Naloxone: It's Only a Wonder Drug If You Know How to Use It -

Naloxone: It’s Only a Wonder Drug If You Know How to Use It

According to the CDC, from 1999-2010, death related to opioid pain reliever (OPR) overdose has nearly quadrupled; in the same light, death by heroin overdose has increased just under fifty percent. The FDA, noticing this trend, has started to crack down on unnecessary or even extensive prescriptions to opioid medications. As a result of this, many people who OPRs have started to look for alternative means for pain relief. Enter heroin stage right. Heroin is an opiate; it shares the euphoric and analgesic effects that medications in the prehospital and hospital also do, i.e. Morphine, hydromorhphone (Dilaudid), and sublimaze (Fentanyl). Drug dealers in the U.S. are now selling heroin at a lower price than it has almost ever been marketed while also increasing its potency. Heroin overdose is becoming nothing short of an epidemic, While many government agencies are trying to combat the other effects of widespread heroin use by implementing needle trade in programs, others are suggesting that chronic OPR and heroin users receive prescription naloxone as well. Naloxone is an opioid antagonist medication, meaning that it reverses the effects of opiate medications, and it could be hitting the pharmacies in an area near you. So how does Naloxone work?

Heroin and OPR overdoses have a very specific set of side effects. More often than not, the patient will present with a markedly decreased level of consciousness, typically unresponsive or barely responsive to deep painful stimuli (i.e. a sternal rub to the chest). While assessing their pupils, you will probably note that they are pinpoint. Opiates cause severe respiratory depression, meaning that the patient will be most likely breathing shallowly at a very slow rate if they are even breathing at all. So what is the role of the first responder or bystander? Someone who is apneic (not breathing) or breathing ineffectively (respiratory failure) requires immediate basic life support interventions. If no gross trauma is noted, basic repositioning of the airway by head-tilt chin-lift; if possible trauma is involved resort to the jaw thrust. It’s important to note that an overdose patient that is found in this state has probably been in this state for awhile. They need oxygen! If available place a pharyngeal adjunct, and apply ventilations with a bag-valve mask or a pocket mask. If the patient is also in cardiac arrest, CPR and AED/Defibrillator use are still indicated.

So as a non-medically trained person, you stumble upon a friend, family member, or bystander that presents like a heroin or OPR overdose and you find that they have naloxone readily available. It’s extremely important to remember that naloxone is a potent medication, and is only meant to restore the respiratory drive of the patient. One of the mistakes made by prehospital and hospital personnel alike is the rapid administration of naloxone instead of its incremental dosing. Locally, naloxone is suggested to be used in 0.4mg aliquots to a total of 2.0mg. The goal is not to completely restore consciousness of the patient you are assisting, but to merely assist their respiratory effort until emergency personnel arrive. The most common concentration of naloxone is 2.0mg/2.0ml, meaning for every ml of solution you push through the syringe, you push an equal amount of medication. The intranasal device that is used is referred to as a mucosal atomizer device, or MAD for short. This device aerosolizes the liquid naloxone and makes it readily absorbable into the mucous membranes of the nose. The nose is highly vascular and translates into the circulating blood stream much quicker than subcutaneous or intramuscular administration. The procedure in itself is fairly easy. Intranasal medications can only be given in 0.5ml increments, which is exactly what you are going to do. Place the MAD in the patient’s nare, right or left doesn’t matter. Suppress the plunger rapidly to aerosolize the medication until you have given 0.5ml. For those of you wondering why I just contradicted myself and said to push 0.5ml of naloxone despite suggesting 0.4ml earlier, there is a 0.1ml dead space in the MAD in which no medication reaches the patient.

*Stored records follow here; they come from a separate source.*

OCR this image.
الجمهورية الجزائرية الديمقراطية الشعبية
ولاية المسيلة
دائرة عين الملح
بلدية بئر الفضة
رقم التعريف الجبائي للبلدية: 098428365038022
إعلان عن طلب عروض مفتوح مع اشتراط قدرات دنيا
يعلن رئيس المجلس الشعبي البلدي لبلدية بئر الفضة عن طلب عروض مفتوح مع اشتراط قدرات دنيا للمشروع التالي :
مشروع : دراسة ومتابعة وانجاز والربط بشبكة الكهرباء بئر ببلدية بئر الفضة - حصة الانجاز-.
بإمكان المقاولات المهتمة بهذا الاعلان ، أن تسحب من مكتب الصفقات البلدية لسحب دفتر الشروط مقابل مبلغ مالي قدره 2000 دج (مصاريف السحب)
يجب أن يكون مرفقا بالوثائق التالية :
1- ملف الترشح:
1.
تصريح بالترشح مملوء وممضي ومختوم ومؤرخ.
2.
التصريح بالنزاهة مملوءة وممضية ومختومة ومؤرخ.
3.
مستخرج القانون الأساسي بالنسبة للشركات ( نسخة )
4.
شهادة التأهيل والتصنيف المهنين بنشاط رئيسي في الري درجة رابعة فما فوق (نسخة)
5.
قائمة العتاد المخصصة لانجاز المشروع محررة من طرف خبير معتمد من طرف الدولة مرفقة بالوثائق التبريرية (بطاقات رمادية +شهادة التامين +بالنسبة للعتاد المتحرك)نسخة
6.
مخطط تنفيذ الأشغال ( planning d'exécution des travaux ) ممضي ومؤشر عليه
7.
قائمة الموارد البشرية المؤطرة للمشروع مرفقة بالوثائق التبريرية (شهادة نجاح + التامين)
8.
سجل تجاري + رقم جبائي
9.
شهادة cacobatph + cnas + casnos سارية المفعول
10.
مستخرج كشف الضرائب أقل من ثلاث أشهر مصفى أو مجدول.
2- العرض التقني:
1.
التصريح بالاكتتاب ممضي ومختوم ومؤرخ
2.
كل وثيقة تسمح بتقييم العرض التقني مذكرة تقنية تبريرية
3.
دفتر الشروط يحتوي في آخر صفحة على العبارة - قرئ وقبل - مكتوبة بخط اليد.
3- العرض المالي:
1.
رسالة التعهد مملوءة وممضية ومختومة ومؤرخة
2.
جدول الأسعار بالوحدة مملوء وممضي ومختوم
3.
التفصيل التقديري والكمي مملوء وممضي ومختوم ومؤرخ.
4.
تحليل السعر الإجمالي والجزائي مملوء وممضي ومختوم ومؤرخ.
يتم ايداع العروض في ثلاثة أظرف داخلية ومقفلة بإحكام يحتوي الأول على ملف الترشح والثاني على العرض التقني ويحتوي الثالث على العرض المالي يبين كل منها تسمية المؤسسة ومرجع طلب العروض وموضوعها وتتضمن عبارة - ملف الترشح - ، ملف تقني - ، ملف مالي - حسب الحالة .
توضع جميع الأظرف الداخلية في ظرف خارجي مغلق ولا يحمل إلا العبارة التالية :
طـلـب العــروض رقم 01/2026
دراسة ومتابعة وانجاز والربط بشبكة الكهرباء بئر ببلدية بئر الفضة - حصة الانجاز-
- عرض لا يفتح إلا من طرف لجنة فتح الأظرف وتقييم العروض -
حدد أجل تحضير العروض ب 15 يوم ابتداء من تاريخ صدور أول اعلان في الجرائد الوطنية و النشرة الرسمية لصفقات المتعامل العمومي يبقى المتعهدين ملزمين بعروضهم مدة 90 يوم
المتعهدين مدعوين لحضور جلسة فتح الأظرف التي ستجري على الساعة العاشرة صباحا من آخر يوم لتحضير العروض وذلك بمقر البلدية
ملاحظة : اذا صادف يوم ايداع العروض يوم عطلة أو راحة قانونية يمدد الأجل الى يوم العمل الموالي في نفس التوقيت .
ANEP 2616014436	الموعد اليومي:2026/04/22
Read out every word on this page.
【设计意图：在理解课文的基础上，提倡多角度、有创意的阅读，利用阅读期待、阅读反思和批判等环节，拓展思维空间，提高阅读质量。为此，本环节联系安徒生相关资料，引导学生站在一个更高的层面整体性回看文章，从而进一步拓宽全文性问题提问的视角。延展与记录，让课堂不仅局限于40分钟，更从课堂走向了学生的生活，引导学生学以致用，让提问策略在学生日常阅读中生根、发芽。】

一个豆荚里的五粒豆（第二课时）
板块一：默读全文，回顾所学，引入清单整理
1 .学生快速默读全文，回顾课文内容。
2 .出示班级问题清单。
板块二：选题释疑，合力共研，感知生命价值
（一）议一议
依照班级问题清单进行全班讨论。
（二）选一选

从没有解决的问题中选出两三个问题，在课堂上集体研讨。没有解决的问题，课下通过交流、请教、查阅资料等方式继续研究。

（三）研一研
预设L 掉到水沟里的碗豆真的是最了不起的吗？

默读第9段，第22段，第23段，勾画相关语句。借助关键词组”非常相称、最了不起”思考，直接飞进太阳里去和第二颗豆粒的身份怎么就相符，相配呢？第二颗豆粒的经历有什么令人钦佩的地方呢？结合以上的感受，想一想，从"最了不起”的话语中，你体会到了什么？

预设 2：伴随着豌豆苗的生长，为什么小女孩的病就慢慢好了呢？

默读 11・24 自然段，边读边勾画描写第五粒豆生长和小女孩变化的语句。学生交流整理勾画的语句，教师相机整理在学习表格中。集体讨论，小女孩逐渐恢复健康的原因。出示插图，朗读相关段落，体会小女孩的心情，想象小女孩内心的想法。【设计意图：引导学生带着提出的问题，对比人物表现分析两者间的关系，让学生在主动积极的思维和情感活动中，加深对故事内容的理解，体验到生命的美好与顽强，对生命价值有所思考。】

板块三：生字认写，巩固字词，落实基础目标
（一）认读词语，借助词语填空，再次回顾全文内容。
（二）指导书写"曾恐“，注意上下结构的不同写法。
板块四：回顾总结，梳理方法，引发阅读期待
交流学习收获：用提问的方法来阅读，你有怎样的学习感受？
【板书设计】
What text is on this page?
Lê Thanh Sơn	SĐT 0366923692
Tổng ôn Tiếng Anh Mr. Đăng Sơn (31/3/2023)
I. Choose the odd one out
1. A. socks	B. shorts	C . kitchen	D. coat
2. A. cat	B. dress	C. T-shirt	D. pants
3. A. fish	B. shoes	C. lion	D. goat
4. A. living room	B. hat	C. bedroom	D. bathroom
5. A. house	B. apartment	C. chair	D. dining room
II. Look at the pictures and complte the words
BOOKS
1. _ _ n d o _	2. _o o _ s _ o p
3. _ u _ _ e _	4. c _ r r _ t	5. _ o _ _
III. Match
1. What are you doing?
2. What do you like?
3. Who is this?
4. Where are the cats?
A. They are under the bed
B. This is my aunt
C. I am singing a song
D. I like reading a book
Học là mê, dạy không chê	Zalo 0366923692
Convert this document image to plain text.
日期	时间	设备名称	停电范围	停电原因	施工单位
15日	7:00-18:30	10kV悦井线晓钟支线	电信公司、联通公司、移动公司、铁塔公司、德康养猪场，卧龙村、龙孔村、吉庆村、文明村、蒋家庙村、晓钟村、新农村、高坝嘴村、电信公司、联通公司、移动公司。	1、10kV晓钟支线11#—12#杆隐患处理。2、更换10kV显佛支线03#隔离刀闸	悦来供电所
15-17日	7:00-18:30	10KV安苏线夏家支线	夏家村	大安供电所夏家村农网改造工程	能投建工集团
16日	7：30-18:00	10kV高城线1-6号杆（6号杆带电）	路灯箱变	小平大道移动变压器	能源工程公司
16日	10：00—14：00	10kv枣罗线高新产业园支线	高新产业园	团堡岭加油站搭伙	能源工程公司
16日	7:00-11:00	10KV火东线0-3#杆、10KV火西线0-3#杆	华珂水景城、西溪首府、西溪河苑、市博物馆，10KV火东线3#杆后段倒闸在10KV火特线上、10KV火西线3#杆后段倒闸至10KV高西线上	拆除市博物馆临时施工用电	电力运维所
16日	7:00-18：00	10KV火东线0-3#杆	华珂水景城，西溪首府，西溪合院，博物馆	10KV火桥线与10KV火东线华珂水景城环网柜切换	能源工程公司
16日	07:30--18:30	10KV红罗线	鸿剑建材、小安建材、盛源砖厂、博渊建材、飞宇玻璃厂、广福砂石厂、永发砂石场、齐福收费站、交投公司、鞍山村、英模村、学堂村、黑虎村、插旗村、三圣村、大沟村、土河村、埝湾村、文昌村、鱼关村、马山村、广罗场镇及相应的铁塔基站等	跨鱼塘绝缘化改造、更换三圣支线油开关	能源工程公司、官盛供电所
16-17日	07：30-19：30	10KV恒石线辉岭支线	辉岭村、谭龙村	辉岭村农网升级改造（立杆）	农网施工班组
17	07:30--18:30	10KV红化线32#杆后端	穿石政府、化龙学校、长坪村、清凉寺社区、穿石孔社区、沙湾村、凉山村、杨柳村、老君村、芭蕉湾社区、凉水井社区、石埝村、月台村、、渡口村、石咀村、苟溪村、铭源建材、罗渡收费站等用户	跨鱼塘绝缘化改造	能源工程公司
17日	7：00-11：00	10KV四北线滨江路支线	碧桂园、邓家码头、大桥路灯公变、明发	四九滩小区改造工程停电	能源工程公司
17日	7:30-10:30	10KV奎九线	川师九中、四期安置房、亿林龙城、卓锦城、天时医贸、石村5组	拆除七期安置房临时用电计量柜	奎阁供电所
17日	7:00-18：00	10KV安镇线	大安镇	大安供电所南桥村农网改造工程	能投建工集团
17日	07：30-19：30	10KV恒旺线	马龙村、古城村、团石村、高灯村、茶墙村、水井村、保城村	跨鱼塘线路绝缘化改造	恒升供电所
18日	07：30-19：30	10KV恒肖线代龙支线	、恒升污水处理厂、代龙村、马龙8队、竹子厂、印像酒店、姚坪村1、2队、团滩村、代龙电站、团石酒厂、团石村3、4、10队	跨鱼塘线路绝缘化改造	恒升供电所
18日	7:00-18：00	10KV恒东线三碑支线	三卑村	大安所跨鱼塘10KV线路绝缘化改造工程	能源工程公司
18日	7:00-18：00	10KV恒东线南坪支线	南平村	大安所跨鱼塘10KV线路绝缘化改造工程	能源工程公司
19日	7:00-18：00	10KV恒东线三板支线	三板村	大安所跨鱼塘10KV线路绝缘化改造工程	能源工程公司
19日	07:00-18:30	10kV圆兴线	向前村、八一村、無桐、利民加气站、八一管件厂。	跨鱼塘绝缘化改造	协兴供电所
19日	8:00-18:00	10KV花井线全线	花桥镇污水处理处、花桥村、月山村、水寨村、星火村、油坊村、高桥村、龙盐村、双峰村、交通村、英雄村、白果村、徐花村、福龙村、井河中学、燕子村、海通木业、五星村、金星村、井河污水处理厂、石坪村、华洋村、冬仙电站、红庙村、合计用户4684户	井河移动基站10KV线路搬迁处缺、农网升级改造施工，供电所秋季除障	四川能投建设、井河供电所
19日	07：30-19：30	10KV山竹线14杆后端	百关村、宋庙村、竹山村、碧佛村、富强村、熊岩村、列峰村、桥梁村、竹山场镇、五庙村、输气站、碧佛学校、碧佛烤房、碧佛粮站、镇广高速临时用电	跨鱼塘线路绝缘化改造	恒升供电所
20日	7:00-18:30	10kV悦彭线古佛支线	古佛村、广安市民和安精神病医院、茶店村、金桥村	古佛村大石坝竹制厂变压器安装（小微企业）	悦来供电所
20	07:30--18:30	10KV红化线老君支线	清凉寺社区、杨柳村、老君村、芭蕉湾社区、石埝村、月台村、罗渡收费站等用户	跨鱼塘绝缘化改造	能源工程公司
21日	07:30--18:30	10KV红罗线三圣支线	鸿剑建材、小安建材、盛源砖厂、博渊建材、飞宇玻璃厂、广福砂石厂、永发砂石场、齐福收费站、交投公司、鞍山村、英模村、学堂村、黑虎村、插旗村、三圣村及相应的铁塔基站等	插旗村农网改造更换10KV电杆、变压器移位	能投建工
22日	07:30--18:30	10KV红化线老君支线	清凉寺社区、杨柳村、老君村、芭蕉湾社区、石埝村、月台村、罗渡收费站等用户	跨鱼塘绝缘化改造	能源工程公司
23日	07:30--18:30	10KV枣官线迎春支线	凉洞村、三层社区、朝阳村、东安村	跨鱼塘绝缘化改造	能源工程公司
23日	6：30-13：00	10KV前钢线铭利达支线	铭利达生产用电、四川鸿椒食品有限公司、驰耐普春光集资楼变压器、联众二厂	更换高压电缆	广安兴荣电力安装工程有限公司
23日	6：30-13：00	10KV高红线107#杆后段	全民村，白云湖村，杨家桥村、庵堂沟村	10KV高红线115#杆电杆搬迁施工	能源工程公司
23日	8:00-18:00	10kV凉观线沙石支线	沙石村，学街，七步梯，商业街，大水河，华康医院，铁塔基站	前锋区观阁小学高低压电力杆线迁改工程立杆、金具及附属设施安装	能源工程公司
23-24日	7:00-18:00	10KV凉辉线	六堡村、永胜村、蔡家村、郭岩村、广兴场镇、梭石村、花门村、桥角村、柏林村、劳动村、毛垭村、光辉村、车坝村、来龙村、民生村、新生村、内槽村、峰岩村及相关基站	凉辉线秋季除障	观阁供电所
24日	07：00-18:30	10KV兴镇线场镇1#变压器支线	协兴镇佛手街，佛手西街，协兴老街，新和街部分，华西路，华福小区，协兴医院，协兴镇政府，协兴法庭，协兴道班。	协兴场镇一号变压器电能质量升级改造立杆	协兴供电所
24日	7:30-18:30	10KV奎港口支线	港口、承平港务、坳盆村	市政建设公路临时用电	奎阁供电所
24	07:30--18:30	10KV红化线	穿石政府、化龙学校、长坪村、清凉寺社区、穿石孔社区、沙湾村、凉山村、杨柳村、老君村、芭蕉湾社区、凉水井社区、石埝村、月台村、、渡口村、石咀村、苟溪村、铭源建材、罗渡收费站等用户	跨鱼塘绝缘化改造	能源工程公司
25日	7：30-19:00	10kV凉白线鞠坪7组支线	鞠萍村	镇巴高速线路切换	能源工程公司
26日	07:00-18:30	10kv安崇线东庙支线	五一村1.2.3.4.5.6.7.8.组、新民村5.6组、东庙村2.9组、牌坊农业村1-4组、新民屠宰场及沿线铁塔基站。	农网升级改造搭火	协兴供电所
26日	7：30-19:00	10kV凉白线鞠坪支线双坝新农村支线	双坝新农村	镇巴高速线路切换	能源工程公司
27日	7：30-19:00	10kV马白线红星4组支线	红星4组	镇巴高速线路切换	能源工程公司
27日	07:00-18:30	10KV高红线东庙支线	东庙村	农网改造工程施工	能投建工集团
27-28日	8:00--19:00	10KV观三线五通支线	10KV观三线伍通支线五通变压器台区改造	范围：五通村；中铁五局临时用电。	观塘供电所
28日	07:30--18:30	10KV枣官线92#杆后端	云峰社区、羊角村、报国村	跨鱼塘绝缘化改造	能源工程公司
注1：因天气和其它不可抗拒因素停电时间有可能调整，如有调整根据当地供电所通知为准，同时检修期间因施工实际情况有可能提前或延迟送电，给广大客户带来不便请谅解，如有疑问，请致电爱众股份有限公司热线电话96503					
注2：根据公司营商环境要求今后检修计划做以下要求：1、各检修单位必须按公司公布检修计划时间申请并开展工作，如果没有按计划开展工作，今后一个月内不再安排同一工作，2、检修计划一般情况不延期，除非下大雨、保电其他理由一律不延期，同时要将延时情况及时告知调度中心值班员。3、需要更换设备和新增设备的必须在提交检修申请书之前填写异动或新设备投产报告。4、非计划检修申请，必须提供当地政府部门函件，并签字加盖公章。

Sounds easy enough, right? Be cautious and don’t get overconfident. This is a time sensitive and dangerous procedure. Make sure that help is present or near by. Patient’s, primarily chronic heroin or OPR users, can become very combative and violent when woken from an opiate induced high. Not only is there risk to the provider or being injured, but there are some risks to the patient as well. Patients that are woken up too quickly haven’t had time to readjust from their hypoxia and still require oxygen. Until their hypoxia is corrected, they will remain combative and altered and the likelihood of them returning to their pre-naloxone state is high. Secondly, rapid or improper naloxone administration can also result in copious vomiting and status seizures which leads for tricky airway management techniques and complicate the situation greatly.

Naloxone should not be withheld when available, but the providers, medical and lay alike, need to be educated and the risks and ramifications to the patient and themselves before administration. Safety should be the first priority. If you are uncomfortably with providing the medication, don’t forego supporting the patient with basic life support measures.